Luckily I didn't have a Free Cell game in progress so I could just close that along with Live Messenger and the Onscreen Keyboard which I keep up sometimes for the convenience of being able to mouse keystrokes when editing or surfing or using keyboard shortcuts.
So. Once I had all programs closed properly I clicked 'restart' on the download dialog that I'd left sitting there and waited patiently through the shutdown and then waited patiently through the reloading of my desktop. And by the time I was free to open Whiz (where the notes for the reviews are stored) and the browser again I'd lost 90 minutes and all my oomph. I heard the echoes of a wailed 'Arrrggh!!!' in my head which reminded me of the picture I'd recently seen on art.com (click the pic to see its catalog page) and I decided to go with a flat out whine post for tonight.
Twenty days to GO.
Actually, as I write this it is nineteen and one-twelfth days. But I've been thinking 'twenty days' all day.
50K words of fiction in 30 days. I'm champing at the bit. Ever since I decided to do something in my FOS storyworld instead of start from scratch with a new one I stopped stressing. There is plenty of room among the cast of more than a dozen major characters and on the timeline of some 120 years for me to find a fresh story to focus on.
I finally headed over to the NaNoWriMo site to make my participation for this year official but my profile page already shows me as an official participant.
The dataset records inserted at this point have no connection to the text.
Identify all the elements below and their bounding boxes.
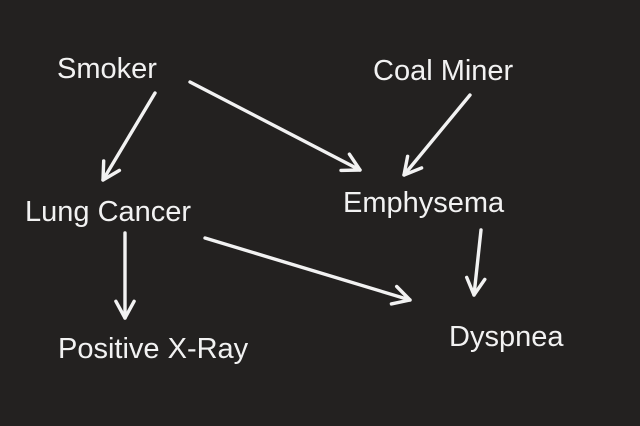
edge-line <box>472 228 483 297</box>
edge-line <box>188 80 362 172</box>
edge-lung-cancer-to-dyspnea <box>203 236 412 306</box>
edge-emphysema-to-dyspnea <box>465 228 487 297</box>
edge-smoker-to-lung-cancer <box>101 91 157 182</box>
edge-line <box>101 91 157 182</box>
edge-lung-cancer-to-positive-xray <box>114 231 136 320</box>
node-lung-cancer: Lung Cancer <box>25 196 191 228</box>
node-dyspnea: Dyspnea <box>449 321 564 353</box>
arrowhead <box>101 159 122 182</box>
arrowhead <box>465 275 487 297</box>
edge-smoker-to-emphysema <box>188 80 362 173</box>
node-emphysema: Emphysema <box>343 187 505 219</box>
node-smoker: Smoker <box>57 53 157 85</box>
node-positive-xray: Positive X-Ray <box>58 333 249 365</box>
arrowhead <box>389 284 412 306</box>
edges-layer <box>101 80 487 320</box>
edge-line <box>203 236 412 302</box>
edge-line <box>402 93 472 177</box>
edge-coal-miner-to-emphysema <box>402 93 472 177</box>
node-coal-miner: Coal Miner <box>373 55 514 87</box>
arrowhead <box>339 152 362 173</box>
arrowhead <box>402 154 424 177</box>
arrowhead <box>114 299 136 320</box>
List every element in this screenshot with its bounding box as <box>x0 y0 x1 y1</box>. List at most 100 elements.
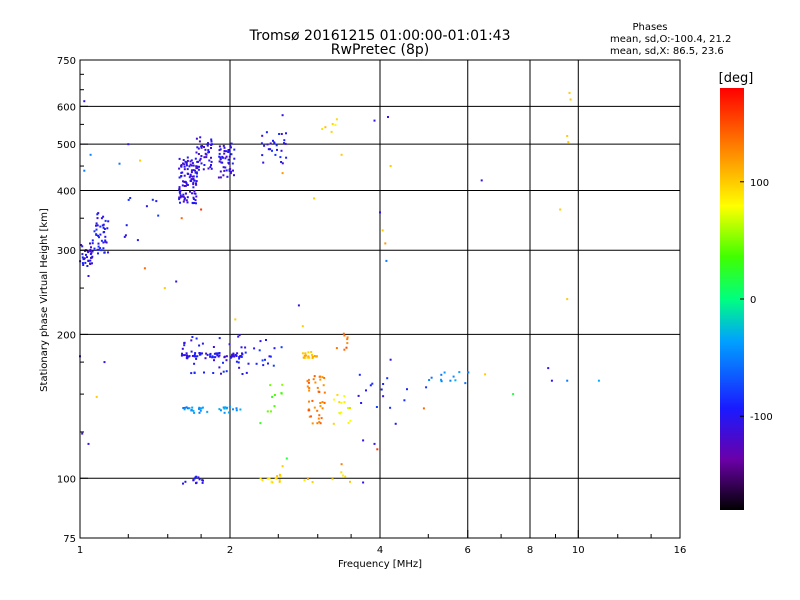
data-point <box>281 465 284 468</box>
y-tick-label: 400 <box>57 186 76 197</box>
data-point <box>181 184 184 187</box>
data-point <box>376 448 379 451</box>
data-point <box>205 156 208 159</box>
data-point <box>181 347 184 350</box>
data-point <box>195 137 198 140</box>
data-point <box>335 347 338 350</box>
grid-lines <box>80 60 680 538</box>
x-tick-label: 16 <box>674 545 687 556</box>
data-point <box>230 170 232 173</box>
data-point <box>484 373 487 376</box>
data-point <box>225 370 228 373</box>
data-point <box>458 371 461 374</box>
data-point <box>269 148 272 151</box>
data-point <box>93 247 96 250</box>
data-point <box>229 144 232 147</box>
data-point <box>259 422 262 425</box>
data-point <box>240 346 243 349</box>
data-point <box>179 192 182 195</box>
data-point <box>190 350 193 353</box>
data-point <box>227 411 230 414</box>
data-point <box>313 406 316 409</box>
data-point <box>199 353 202 356</box>
data-point <box>197 147 200 150</box>
data-point <box>209 352 212 355</box>
data-point <box>347 407 349 410</box>
y-tick-label: 600 <box>57 102 76 113</box>
data-point <box>306 478 309 480</box>
data-point <box>190 159 193 162</box>
data-point <box>225 155 228 158</box>
data-point <box>220 161 223 164</box>
data-point <box>89 153 92 156</box>
data-point <box>193 192 196 195</box>
data-point <box>210 160 213 163</box>
data-point <box>193 411 196 414</box>
data-point <box>100 249 103 252</box>
chart-subtitle: RwPretec (8p) <box>331 42 429 58</box>
data-point <box>186 407 189 410</box>
data-point <box>547 367 550 370</box>
data-point <box>84 261 87 264</box>
data-point <box>95 224 97 227</box>
data-point <box>235 360 238 363</box>
data-point <box>302 356 305 359</box>
data-point <box>214 356 217 359</box>
data-point <box>225 407 228 410</box>
y-tick-label: 200 <box>57 330 76 341</box>
data-point <box>310 351 313 353</box>
data-point <box>229 172 232 175</box>
data-point <box>97 212 100 215</box>
data-point <box>425 386 428 389</box>
data-point <box>266 143 269 146</box>
data-point <box>221 155 224 158</box>
data-point <box>211 355 214 358</box>
data-point <box>188 165 191 168</box>
data-point <box>261 154 264 157</box>
data-point <box>196 355 199 358</box>
data-point <box>151 198 154 201</box>
data-point <box>278 480 281 483</box>
data-point <box>228 170 231 172</box>
data-point <box>200 407 203 410</box>
data-point <box>189 160 192 163</box>
data-point <box>346 342 349 345</box>
data-point <box>81 262 84 265</box>
colorbar-label: [deg] <box>719 71 754 86</box>
data-point <box>206 144 209 147</box>
data-points <box>79 91 600 485</box>
data-point <box>230 153 233 156</box>
data-point <box>216 354 219 357</box>
data-point <box>191 201 194 204</box>
data-point <box>597 379 600 382</box>
data-point <box>99 225 102 228</box>
data-point <box>192 198 195 200</box>
data-point <box>203 164 206 166</box>
data-point <box>270 480 273 483</box>
data-point <box>183 344 186 347</box>
data-point <box>261 479 264 482</box>
data-point <box>195 171 198 174</box>
data-point <box>195 357 198 360</box>
data-point <box>183 168 186 171</box>
data-point <box>559 208 562 211</box>
data-point <box>281 162 284 165</box>
data-point <box>195 355 197 358</box>
data-point <box>317 417 320 420</box>
data-point <box>310 415 312 418</box>
data-point <box>259 340 262 343</box>
data-point <box>316 386 319 389</box>
data-point <box>205 352 208 355</box>
data-point <box>185 199 188 202</box>
data-point <box>198 140 201 143</box>
data-point <box>313 355 316 357</box>
data-point <box>324 126 327 129</box>
data-point <box>281 383 284 386</box>
data-point <box>83 169 86 172</box>
data-point <box>428 379 431 381</box>
data-point <box>83 257 86 260</box>
data-point <box>89 253 92 255</box>
data-point <box>229 356 232 359</box>
data-point <box>192 164 195 167</box>
data-point <box>222 144 225 147</box>
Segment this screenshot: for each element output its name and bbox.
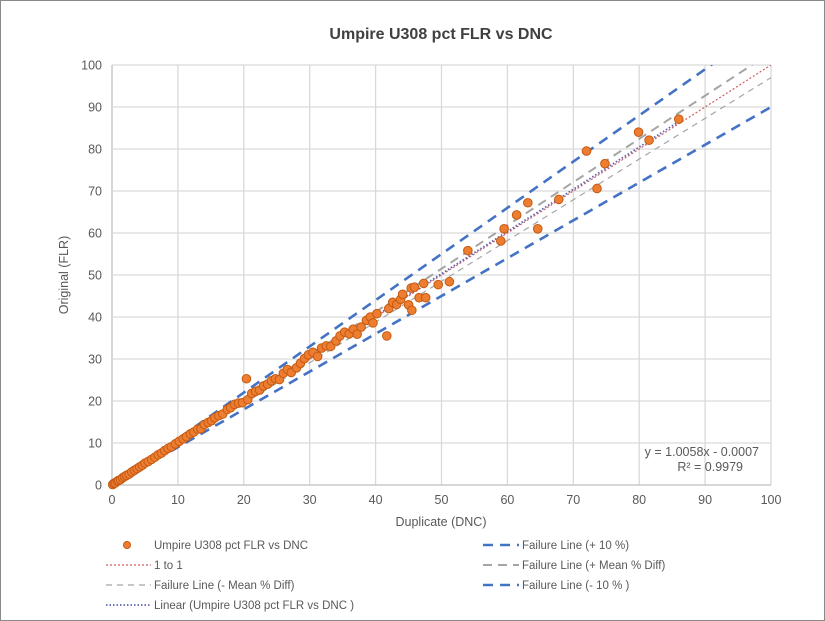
chart-title: Umpire U308 pct FLR vs DNC <box>329 26 553 43</box>
data-point <box>407 305 417 316</box>
y-tick-label: 50 <box>88 269 102 283</box>
x-tick-label: 90 <box>698 493 712 507</box>
data-point <box>433 279 444 290</box>
failure-line-10-line <box>112 105 771 485</box>
data-point <box>463 245 473 256</box>
legend-label: Failure Line (+ 10 %) <box>522 540 629 552</box>
legend-marker-points <box>123 541 131 549</box>
data-point <box>382 331 392 341</box>
failure-line-mean-diff-line <box>112 65 754 485</box>
x-tick-label: 20 <box>237 493 251 507</box>
y-tick-label: 30 <box>88 353 102 367</box>
legend-label: 1 to 1 <box>154 560 183 572</box>
legend-label: Failure Line (- 10 % ) <box>522 580 630 592</box>
data-point <box>368 318 378 328</box>
data-point <box>496 236 506 246</box>
data-point <box>554 194 564 205</box>
data-point <box>644 135 654 145</box>
x-tick-label: 70 <box>566 493 580 507</box>
data-point <box>420 292 431 303</box>
trendline-equation: y = 1.0058x - 0.0007 <box>645 445 759 459</box>
y-tick-label: 20 <box>88 395 102 409</box>
x-tick-label: 0 <box>109 493 116 507</box>
data-point <box>532 224 543 234</box>
data-point <box>397 289 408 300</box>
data-point <box>523 197 533 208</box>
legend: Umpire U308 pct FLR vs DNC Failure Line (… <box>106 540 665 612</box>
x-tick-label: 50 <box>435 493 449 507</box>
y-tick-label: 10 <box>88 437 102 451</box>
x-axis-title: Duplicate (DNC) <box>396 515 487 529</box>
x-tick-label: 60 <box>500 493 514 507</box>
y-tick-label: 90 <box>88 101 102 115</box>
y-tick-label: 40 <box>88 311 102 325</box>
y-tick-label: 70 <box>88 185 102 199</box>
legend-label: Failure Line (+ Mean % Diff) <box>522 560 665 572</box>
data-point <box>356 322 366 332</box>
data-point <box>581 146 592 156</box>
x-tick-label: 10 <box>171 493 185 507</box>
legend-label: Failure Line (- Mean % Diff) <box>154 580 295 592</box>
failure-line-10-line <box>112 65 714 485</box>
r-squared-label: R² = 0.9979 <box>677 460 743 474</box>
y-tick-label: 100 <box>81 59 102 73</box>
x-tick-label: 80 <box>632 493 646 507</box>
data-point <box>592 183 602 194</box>
y-axis-title: Original (FLR) <box>57 236 71 315</box>
data-point <box>409 282 420 292</box>
data-point <box>352 329 362 340</box>
x-tick-label: 100 <box>761 493 782 507</box>
data-point <box>312 351 323 362</box>
data-point <box>633 127 644 137</box>
data-point <box>600 158 610 169</box>
data-point <box>673 114 684 124</box>
data-point <box>511 210 522 220</box>
data-point <box>418 278 429 289</box>
y-tick-label: 0 <box>95 479 102 493</box>
y-tick-label: 80 <box>88 143 102 157</box>
x-tick-label: 40 <box>369 493 383 507</box>
legend-label: Linear (Umpire U308 pct FLR vs DNC ) <box>154 600 354 612</box>
data-point <box>499 224 509 234</box>
x-tick-label: 30 <box>303 493 317 507</box>
data-point <box>241 373 252 384</box>
data-point <box>372 308 382 319</box>
data-point <box>444 276 455 287</box>
legend-label: Umpire U308 pct FLR vs DNC <box>154 540 308 552</box>
y-tick-label: 60 <box>88 227 102 241</box>
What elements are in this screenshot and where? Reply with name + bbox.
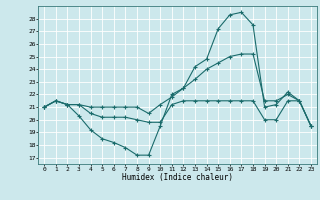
- X-axis label: Humidex (Indice chaleur): Humidex (Indice chaleur): [122, 173, 233, 182]
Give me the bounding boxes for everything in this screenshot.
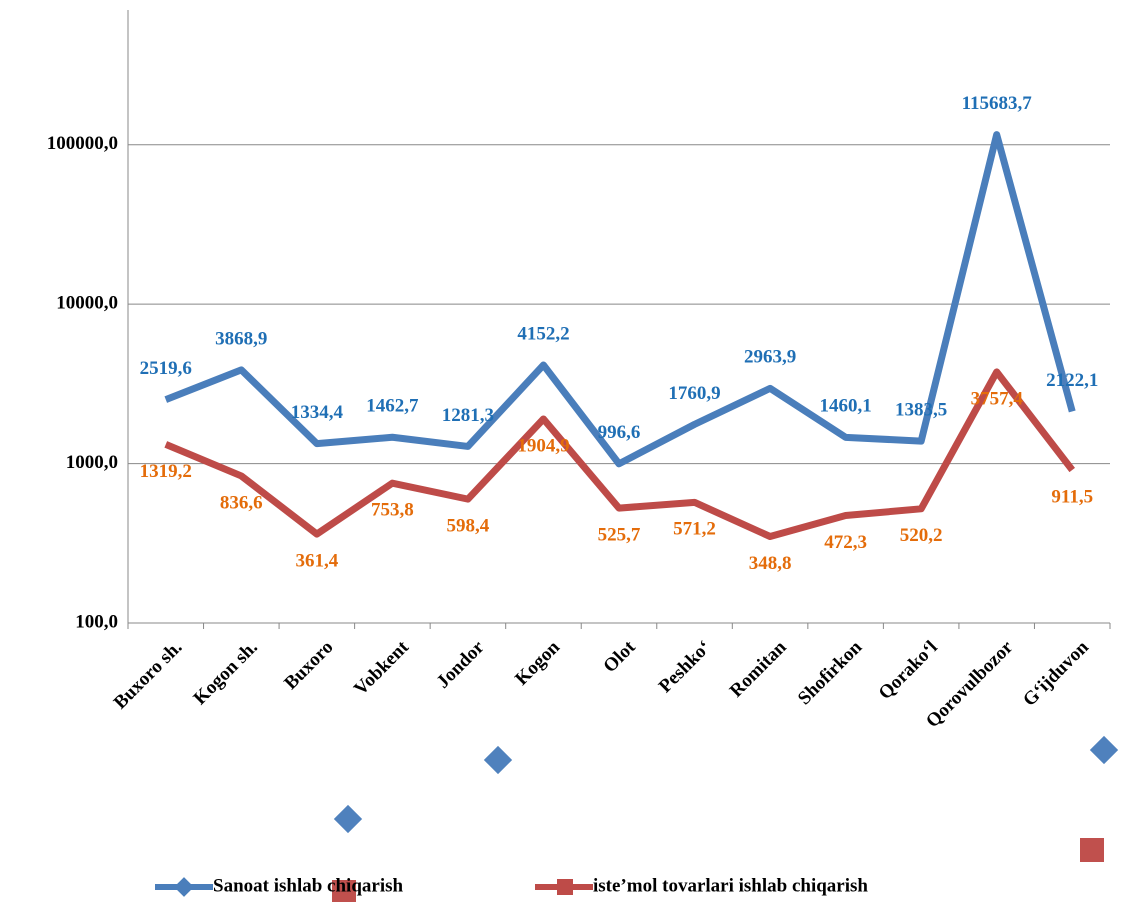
data-label: 2519,6 — [140, 358, 192, 379]
data-label: 4152,2 — [517, 323, 569, 344]
series-line — [164, 368, 1076, 540]
data-label: 996,6 — [598, 422, 641, 443]
y-tick-label: 1000,0 — [66, 452, 118, 473]
data-label: 115683,7 — [962, 93, 1033, 114]
legend-marker — [557, 879, 573, 895]
data-label: 571,2 — [673, 519, 716, 540]
data-label: 911,5 — [1051, 486, 1093, 507]
data-label: 2963,9 — [744, 347, 796, 368]
data-label: 598,4 — [447, 515, 490, 536]
data-label: 1460,1 — [819, 396, 871, 417]
decoration — [332, 880, 356, 902]
data-label: 3757,4 — [971, 388, 1024, 409]
data-label: 1383,5 — [895, 399, 947, 420]
decoration — [483, 745, 513, 775]
data-label: 3868,9 — [215, 328, 267, 349]
decoration — [1089, 735, 1119, 765]
legend-label: iste’mol tovarlari ishlab chiqarish — [593, 875, 868, 896]
decoration — [333, 804, 363, 834]
legend-label: Sanoat ishlab chiqarish — [213, 875, 403, 896]
data-label: 520,2 — [900, 525, 943, 546]
data-label: 1319,2 — [140, 461, 192, 482]
data-label: 348,8 — [749, 553, 792, 574]
decoration — [1080, 838, 1104, 862]
data-label: 753,8 — [371, 500, 414, 521]
y-tick-label: 10000,0 — [56, 293, 118, 314]
data-label: 1281,3 — [442, 405, 494, 426]
data-label: 361,4 — [295, 550, 338, 571]
data-label: 1334,4 — [291, 402, 344, 423]
data-label: 836,6 — [220, 492, 263, 513]
series-line — [164, 131, 1076, 468]
data-label: 1760,9 — [668, 383, 720, 404]
y-tick-label: 100000,0 — [47, 133, 118, 154]
data-label: 2122,1 — [1046, 370, 1098, 391]
data-label: 1462,7 — [366, 396, 419, 417]
y-tick-label: 100,0 — [75, 611, 118, 632]
data-label: 1904,9 — [517, 435, 569, 456]
data-label: 472,3 — [824, 532, 867, 553]
data-label: 525,7 — [598, 524, 641, 545]
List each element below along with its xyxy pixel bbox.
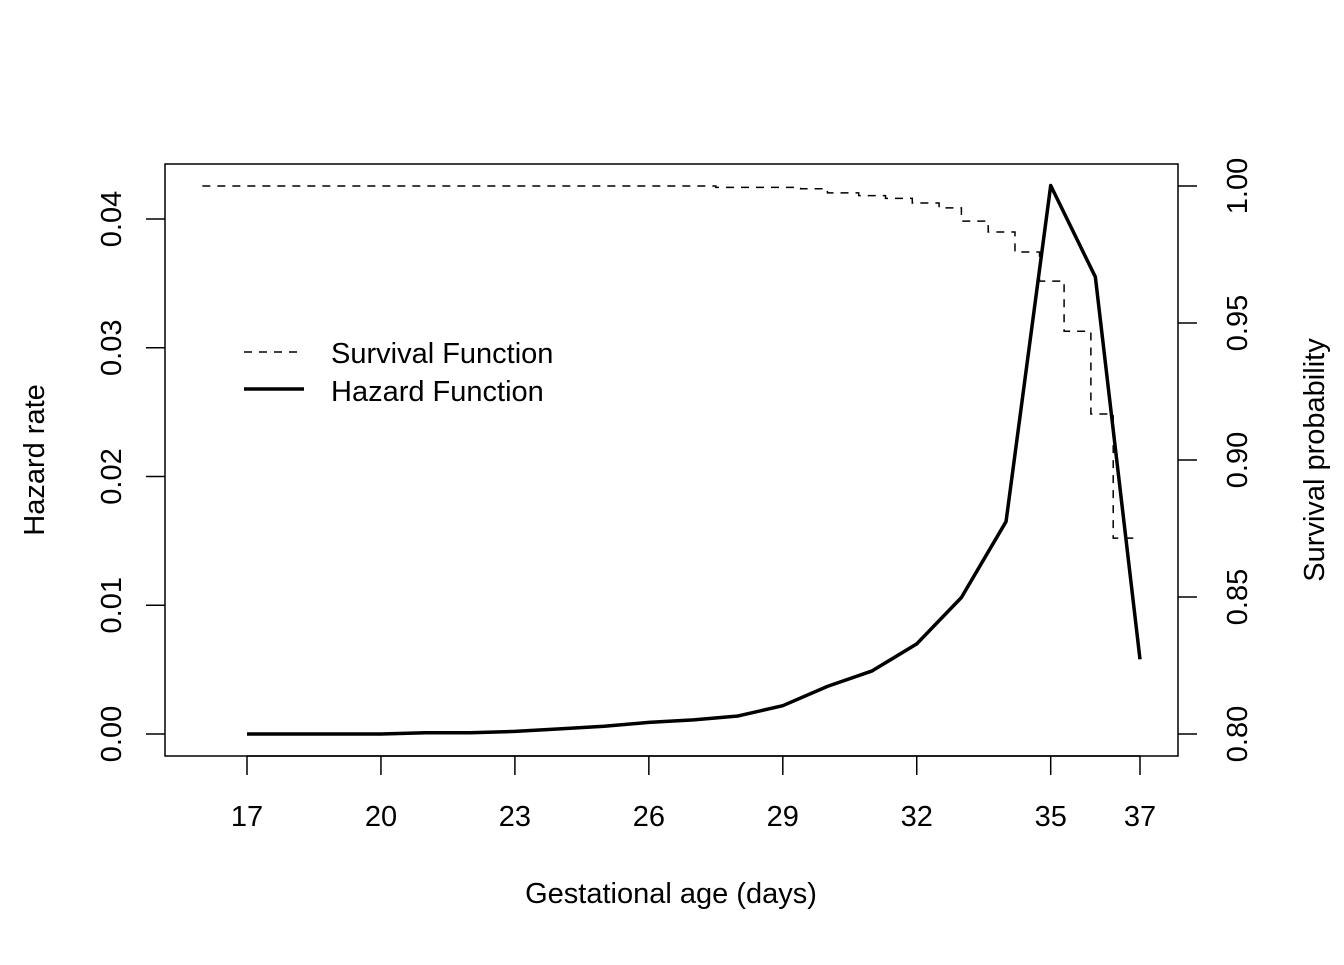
y-left-tick-label: 0.02 — [96, 448, 128, 504]
x-tick-label: 32 — [901, 801, 933, 833]
y-axis-right: 0.80 0.85 0.90 0.95 1.00 — [1178, 158, 1254, 762]
x-axis: 17 20 23 26 29 32 35 37 — [231, 755, 1156, 833]
x-tick-label: 26 — [633, 801, 665, 833]
y-left-tick-label: 0.04 — [96, 191, 128, 247]
plot-frame — [164, 163, 1179, 757]
survival-function-line — [202, 185, 1140, 539]
series-group — [202, 183, 1142, 736]
x-tick-label: 17 — [231, 801, 263, 833]
hazard-function-line — [247, 183, 1142, 736]
y-axis-left: 0.00 0.01 0.02 0.03 0.04 — [96, 191, 165, 762]
y-right-tick-label: 0.95 — [1222, 295, 1254, 351]
x-axis-label: Gestational age (days) — [525, 878, 817, 910]
x-tick-label: 37 — [1124, 801, 1156, 833]
y-axis-right-label: Survival probability — [1299, 338, 1331, 582]
x-tick-label: 29 — [767, 801, 799, 833]
legend: Survival Function Hazard Function — [244, 338, 553, 408]
y-right-tick-label: 1.00 — [1222, 158, 1254, 214]
y-left-tick-label: 0.01 — [96, 577, 128, 633]
legend-survival-label: Survival Function — [331, 338, 553, 370]
y-left-tick-label: 0.00 — [96, 706, 128, 762]
y-right-tick-label: 0.90 — [1222, 432, 1254, 488]
y-right-tick-label: 0.85 — [1222, 569, 1254, 625]
x-tick-label: 23 — [499, 801, 531, 833]
legend-hazard-label: Hazard Function — [331, 376, 544, 408]
x-tick-label: 20 — [365, 801, 397, 833]
y-left-tick-label: 0.03 — [96, 320, 128, 376]
y-right-tick-label: 0.80 — [1222, 706, 1254, 762]
x-tick-label: 35 — [1035, 801, 1067, 833]
y-axis-left-label: Hazard rate — [19, 384, 51, 536]
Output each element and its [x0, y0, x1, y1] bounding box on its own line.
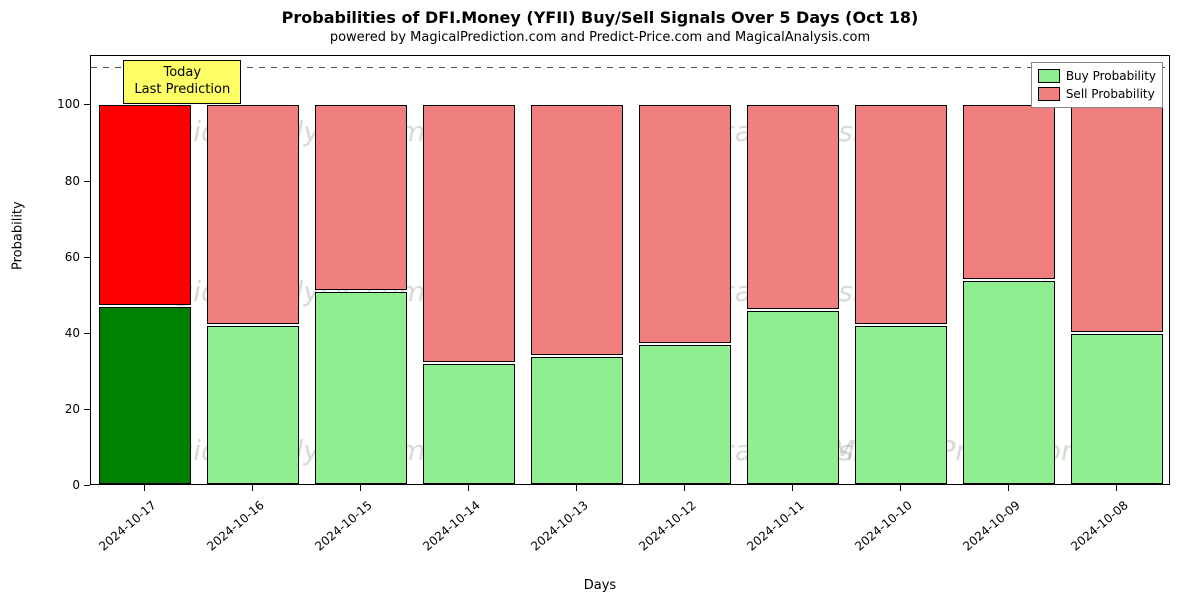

I don't remember doing anything specific to make it so but I might have. Or maybe they are assuming it because I've participated every year since 2004.
At any rate, I picked up my web badge while I was there. I'll get around to sticking the small version on my side bar soon I hope. Or maybe I'll wait until I get my new prescription glasses before I mess with the side bar code. I'm still limiting use of the laptop for close reading as the contortions I have to put my neck through to see through the bifocal lenses cause significant discomfort and the right lens isn't ideal anyway since it was made for a near-sighted, asitgmatic, eye with a cataract just encroaching upon the center visual field. Now, post-op, I'm no longer near-sighted and the cataract is gone. Only a mild astigmatism remains. But my ideal range is 4-6 feet. But not for regular size fonts. Only headlines and such.
I can work with very large fonts--14 to 20 depending on the font--and will do so for NaNo if my new glasses haven't arrived yet. But I'm still holding out hope. I go in for my third post-op exam tomorrow afternoon. The doctor will decide then if the eye has settled down enough to warrant prescribing the new lens. No sense in doing so too soon as my vision could continue to change and my insurance won't cover a second prescription inside a year's time. So this patient must be patient.
At approximately 4:30 a.m. PDT tomorrow morning NASA's LCROSS (Lunar CRater Observation and Sensing Satellite)
mission will conclude with the dramatic impact into Cabeus crater near the moon’s south pole of first, the LCROSS Centaur upper stage rocket followed in four minutes with that of the LCROSS Shepherding Spacecraft.
The purpose of this exercise is to check for the possible existence of water which, if it exists and in enough quantity, would ease the logistics of establishing a human occupied base on the moon. Which really turns the crank of this veteran Trekker and avid consumer of Science Fiction stories.
NASA TV will be broadcasting the show live and it can be viewed online as well.
I'm fairly sure I'll be staying up to watch since, as I wrap this up, it's just under five hours away. I've been listening to NASA TV online as I worked which made putting this post together slower since I kept ducking over to the other tab to check out the video.